While some areas of law involve your business or your transactions and contracts as a consumer, family law involves your life and the people and things you love and cherish most. This makes family law one of the most emotionally charged areas of law practice and can result in clients’ tendencies toward reactions and actions based on emotions instead of logic, including hostility toward the opposing side. Furthermore, many clients want their lawyers to mirror their anger when dealing with opposing counsel. The trouble is – the amount of time you and your lawyers spend bickering correlates directly to the amount you spend on legal fees. This is why it is so important to carefully choose your legal counsel.
When you are overwhelmed by difficult decisions about your children and property and drained by the emotional toll of a divorce or custody matter, a skilled and compassionate lawyer can serve as a level head and voice of reason to help smooth things over in order to reach an amicable resolution that is most favorable to both sides and less burdening to your pocket book.
Regardless of the type of lawyer you choose, the Texas Family Code sets out certain standards to guide the Courts in acting as the voice of reason in matters involving child custody and visitation.
Best Interest of the Child Standard
One of the most common standards that you are probably familiar with is the “best-interest of the child” standard. Texas Family Courts use this standard to determine child custody and visitation schedules. The Texas Family Code states, “the best interest of the child shall always be the primary consideration of the court in determining the issues of conservatorship and possession of and access to the child” §153.002. The TFC intentionally leaves the definition of a “child’s best interest” vague in order to allow courts to determine what is best for each child who comes before them. Though the TFC sets out a list of factors Judges may consider, the list is not intended to be exhaustive, in order to give Judges the necessary leeway to make decisions as they see fit based on the circumstances of each case. Some of the factors set out by the TFC include: the child’s preference once the child reaches the age of twelve, and the child’s current and future emotional and physical needs.

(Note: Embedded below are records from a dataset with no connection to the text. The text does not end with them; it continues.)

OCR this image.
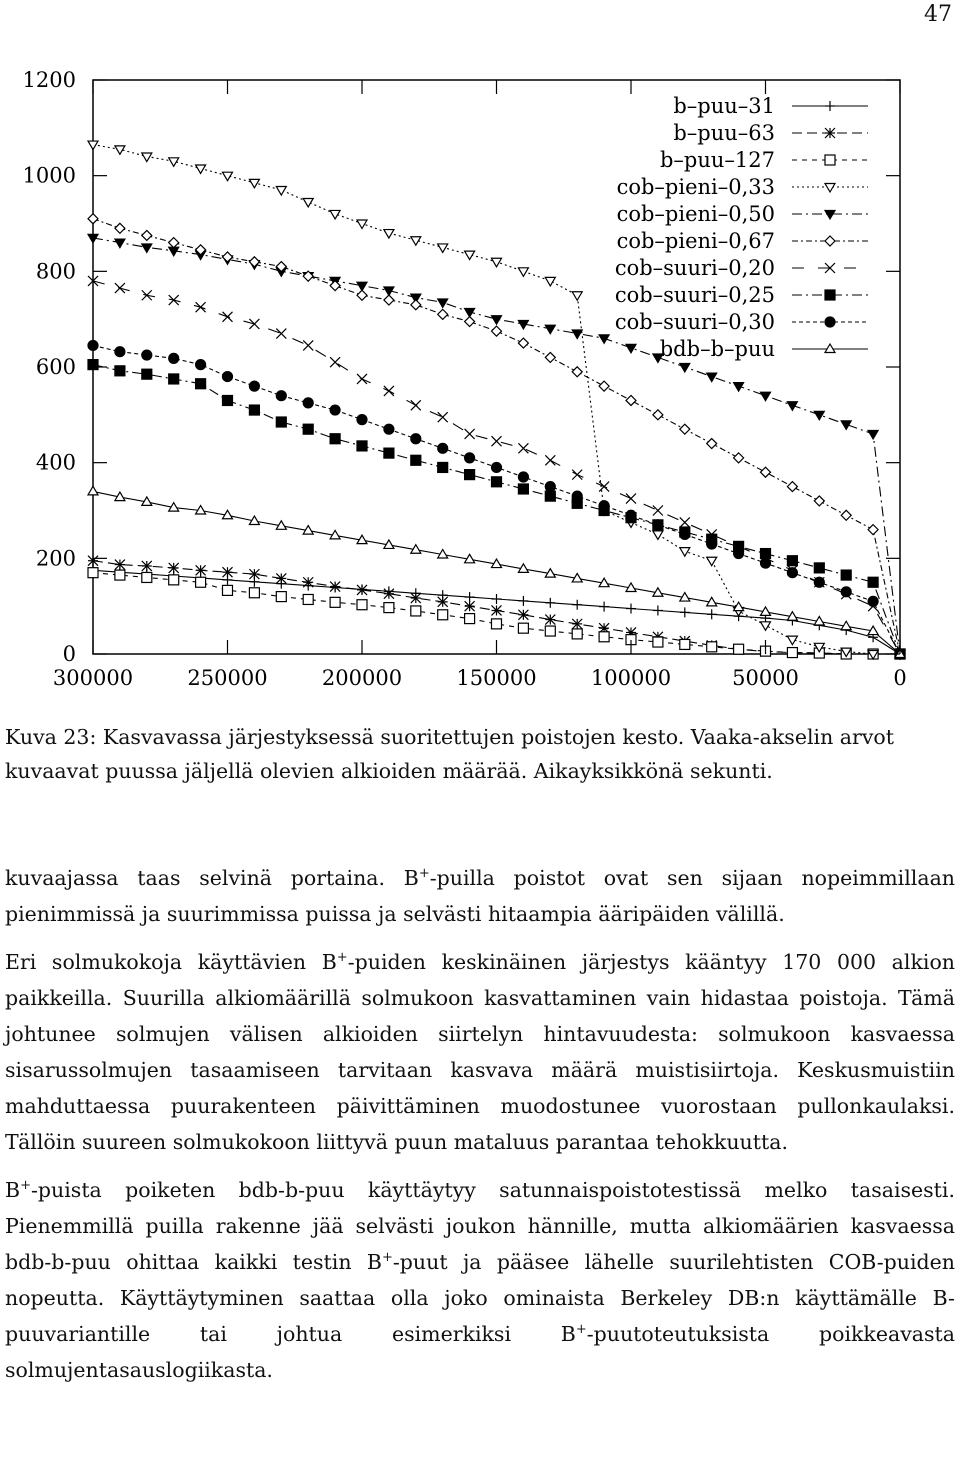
47
0
200
400
600
800
1000
1200
300000	250000	200000	150000	100000	50000	0
b–puu–31
b–puu–63
b–puu–127
cob–pieni–0,33
cob–pieni–0,50
cob–pieni–0,67
cob–suuri–0,20
cob–suuri–0,25
cob–suuri–0,30
bdb–b–puu
Kuva 23: Kasvavassa järjestyksessä suoritettujen poistojen kesto. Vaaka-akselin arvot kuvaavat puussa jäljellä olevien alkioiden määrää. Aikayksikkönä sekunti.

kuvaajassa taas selvinä portaina. B+-puilla poistot ovat sen sijaan nopeimmillaan pienimmissä ja suurimmissa puissa ja selvästi hitaampia ääripäiden välillä.

Eri solmukokoja käyttävien B+-puiden keskinäinen järjestys kääntyy 170 000 alkion paikkeilla. Suurilla alkiomäärillä solmukoon kasvattaminen vain hidastaa poistoja. Tämä johtunee solmujen välisen alkioiden siirtelyn hintavuudesta: solmukoon kasvaessa sisarussolmujen tasaamiseen tarvitaan kasvava määrä muistisiirtoja. Keskusmuistiin mahduttaessa puurakenteen päivittäminen muodostunee vuorostaan pullonkaulaksi. Tällöin suureen solmukokoon liittyvä puun mataluus parantaa tehokkuutta.

B+-puista poiketen bdb-b-puu käyttäytyy satunnaispoistotestissä melko tasaisesti. Pienemmillä puilla rakenne jää selvästi joukon hännille, mutta alkiomäärien kasvaessa bdb-b-puu ohittaa kaikki testin B+-puut ja pääsee lähelle suurilehtisten COB-puiden nopeutta. Käyttäytyminen saattaa olla joko ominaista Berkeley DB:n käyttämälle B-puuvariantille tai johtua esimerkiksi B+-puutoteutuksista poikkeavasta solmujentasauslogiikasta.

Additional considerations the Court may consider include a parent’s ability to care for the child, the stability of the parent’s home, availability of outside support to assist the parent in the best interest of the child, and any act or omission of a parent that indicates the parent-child relationship is not proper.
Standard possession order
Once a Court determines conservatorship (or custody) of a child, there is a rebuttable presumption that the standard possession order found in the Texas Family Code is in the child’s best interest §153.252. You see, this standard must adhere to public policy, which includes frequent contact between a child and both of his/her parents (unless it has been proven that such contact would not be in the child’s best interest). As such, the standard possession order was designed to be in the child’s best interest by providing the minimum time of possession of a child for a parent named as the possessory conservator or a joint managing conservator.